Comrade Corbyn: A Very Unlikely Coup
- Cover of the first edition
- Author: Rosa Prince
- Language: English
- Subjects: Jeremy Corbyn; 2015 Labour Party leadership election
- Published: London
- Publisher: Biteback Publishing
- Publication date: 2015
- Publication place: United Kingdom
- Media type: Print
- ISBN: 978-1-84954-996-7
- Dewey Decimal: 324.24107092

= Comrade Corbyn =

2016 book by Rosa Prince

Comrade Corbyn: A Very Unlikely Coup is a 2016 book by British journalist Rosa Prince, published by Biteback Publishing. It is an unauthorised biography of Jeremy Corbyn, who was the Leader of the Opposition in the United Kingdom from 2015 to 2020.

==Background==
Jeremy Corbyn, the left-wing Member of the House of Commons of the United Kingdom for Islington North since 1983 announced his candidacy for the 2015 Labour Party leadership election. He struggled to obtain the required nominations from fellow MPs and was initially seen as a fringe candidate and an outsider. However, he was subsequently elected as leader in a landslide, with nearly 60% of the vote.

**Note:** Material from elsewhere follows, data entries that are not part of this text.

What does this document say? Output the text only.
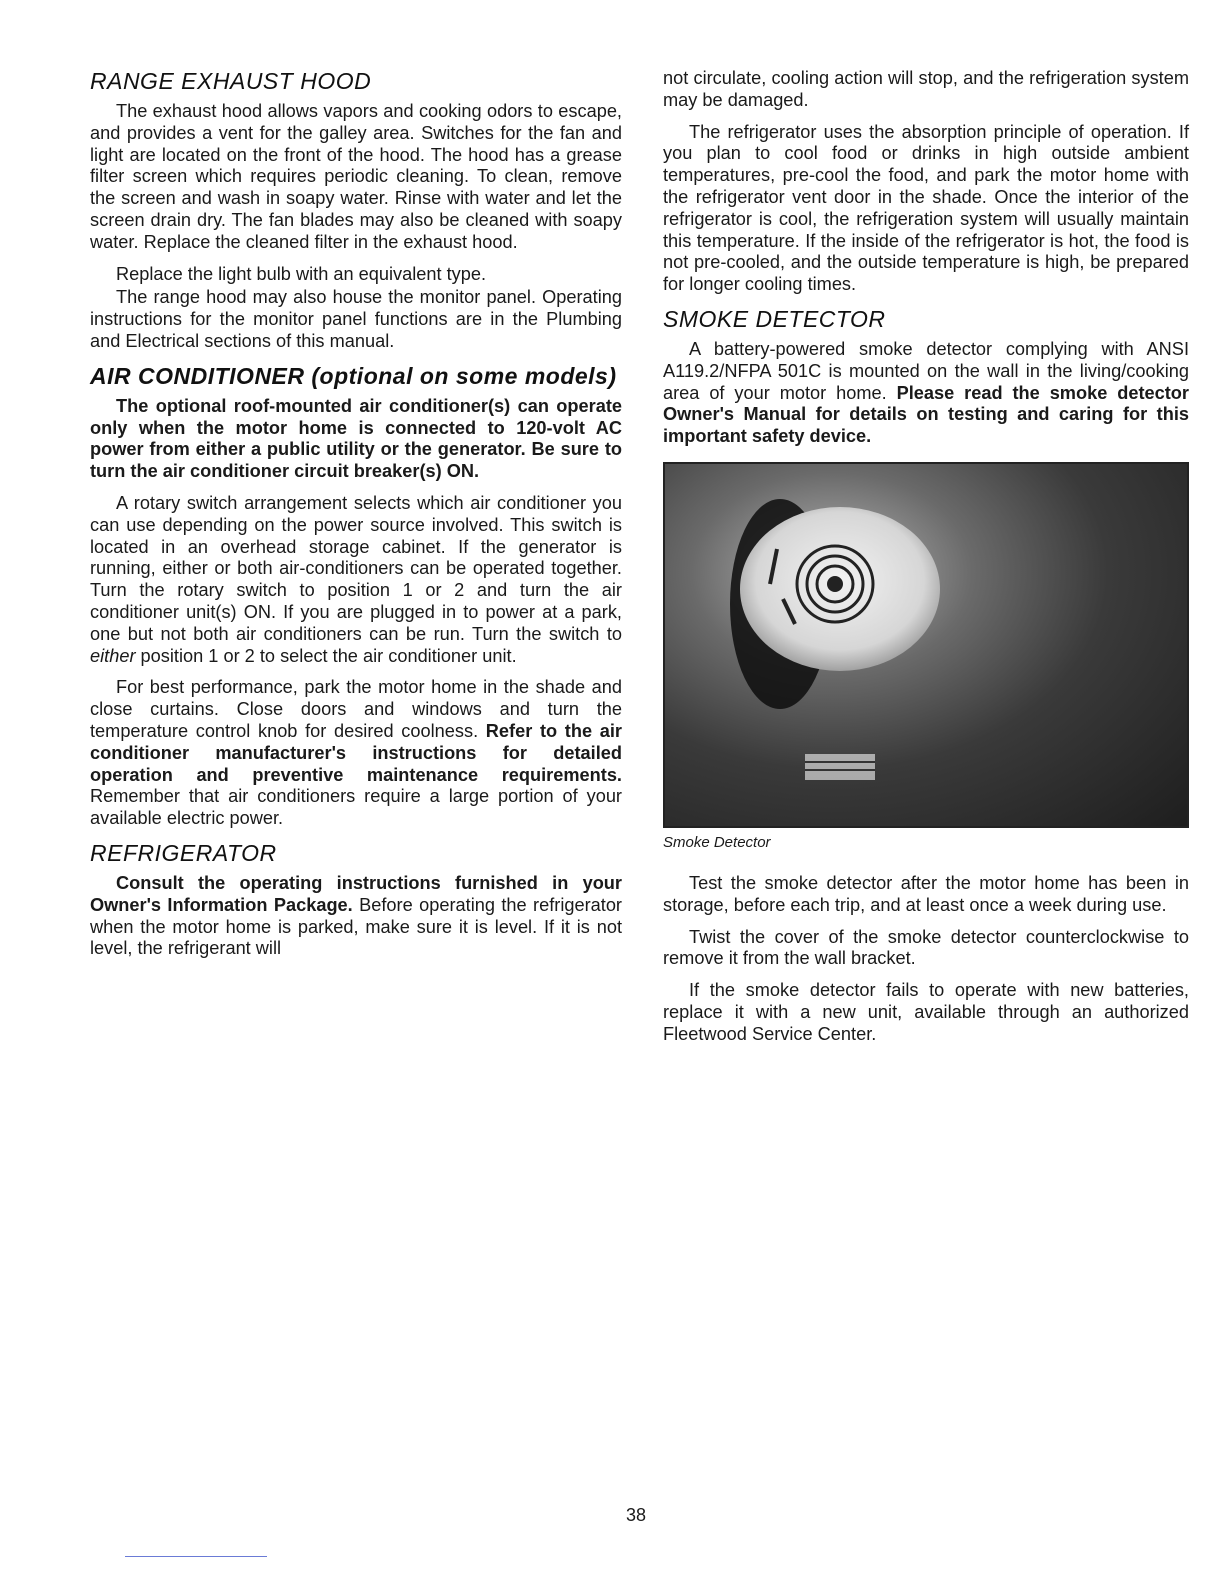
RANGE EXHAUST HOOD

The exhaust hood allows vapors and cooking odors to escape, and provides a vent for the galley area. Switches for the fan and light are located on the front of the hood. The hood has a grease filter screen which requires periodic cleaning. To clean, remove the screen and wash in soapy water. Rinse with water and let the screen drain dry. The fan blades may also be cleaned with soapy water. Replace the cleaned filter in the exhaust hood.

Replace the light bulb with an equivalent type.

The range hood may also house the monitor panel. Operating instructions for the monitor panel functions are in the Plumbing and Electrical sections of this manual.

AIR CONDITIONER (optional on some models)

The optional roof-mounted air conditioner(s) can operate only when the motor home is connected to 120-volt AC power from either a public utility or the generator. Be sure to turn the air conditioner circuit breaker(s) ON.

A rotary switch arrangement selects which air conditioner you can use depending on the power source involved. This switch is located in an overhead storage cabinet. If the generator is running, either or both air-conditioners can be operated together. Turn the rotary switch to position 1 or 2 and turn the air conditioner unit(s) ON. If you are plugged in to power at a park, one but not both air conditioners can be run. Turn the switch to either position 1 or 2 to select the air conditioner unit.

For best performance, park the motor home in the shade and close curtains. Close doors and windows and turn the temperature control knob for desired coolness. Refer to the air conditioner manufacturer's instructions for detailed operation and preventive maintenance requirements. Remember that air conditioners require a large portion of your available electric power.

REFRIGERATOR

Consult the operating instructions furnished in your Owner's Information Package. Before operating the refrigerator when the motor home is parked, make sure it is level. If it is not level, the refrigerant will

not circulate, cooling action will stop, and the refrigeration system may be damaged.

The refrigerator uses the absorption principle of operation. If you plan to cool food or drinks in high outside ambient temperatures, pre-cool the food, and park the motor home with the refrigerator vent door in the shade. Once the interior of the refrigerator is cool, the refrigeration system will usually maintain this temperature. If the inside of the refrigerator is hot, the food is not pre-cooled, and the outside temperature is high, be prepared for longer cooling times.

SMOKE DETECTOR

A battery-powered smoke detector complying with ANSI A119.2/NFPA 501C is mounted on the wall in the living/cooking area of your motor home. Please read the smoke detector Owner's Manual for details on testing and caring for this important safety device.

Smoke Detector

Test the smoke detector after the motor home has been in storage, before each trip, and at least once a week during use.

Twist the cover of the smoke detector counterclockwise to remove it from the wall bracket.

If the smoke detector fails to operate with new batteries, replace it with a new unit, available through an authorized Fleetwood Service Center.

38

The book was published by Biteback Publishing, a publisher jointly owned by Conservative Party activist and blogger Iain Dale and Conservative Party Member of the House of Lords Michael Ashcroft. It was authored by Rosa Prince, a journalist with the Conservative and right-wing newspaper The Daily Telegraph.

==Synopsis==
Comrade Corbyn is a biography of the political career of Corbyn, including his unexpected and successful run for the Labour leadership. The book also examines his early life in rural Shropshire, his support for contentious causes such as Palestinian freedom and a peace process in Northern Ireland.

==Reception==
Critical reception was mixed. In The Guardian, Zoe Williams broadly criticised Comrade Corbyn. She suggested that much of the "revelations" were sourced from the Daily Mail. Williams was critical of the gossip and lack of serious political analysis, noting that instead a former "remote associate" was quoted claiming Corbyn's flat was "an absolute tip". Williams did praise the more objective analysis of Corbyn's support for causes in Northern Ireland and Palestine. Williams described some elements of the book as "meticulously uninterested, slightly spiteful analysis". In The Independent, Andy McSmith defended the book. He wrote that "with all due respect to Corbyn-loving acolytes – this is not a hatchet job. It is an affectionate portrait of a man she (the author) obviously thinks has landed himself in the wrong job". Pointing to criticism of Prince's book from Corbyn's followers, McSmith said that "when the Corbyn era is over ... I doubt if its author will be accused of being 'spiteful'. I think the verdict will be that she was rather kind".

Jeremy Corbyn told his local newspaper, the Islington Tribune, that "I've seen the book. It's riddled with inaccuracies. I found 14 in the first eight pages I read. Dates, places, names, people, all things that could have been checked if the research had been done properly". He noted that "I think it generally lacks an analysis of the politics of Britain at the time. It's a disappointing book. She had no approval from me, for the writing of it or approaching people to undertake interviews". Corbyn also suggested Prince had been impolite in the way she dealt with Corbyn and his family, stating "I'm pleased she notes my politeness. I wish she had shown the same politeness to me. She might care to adopt that characteristic herself".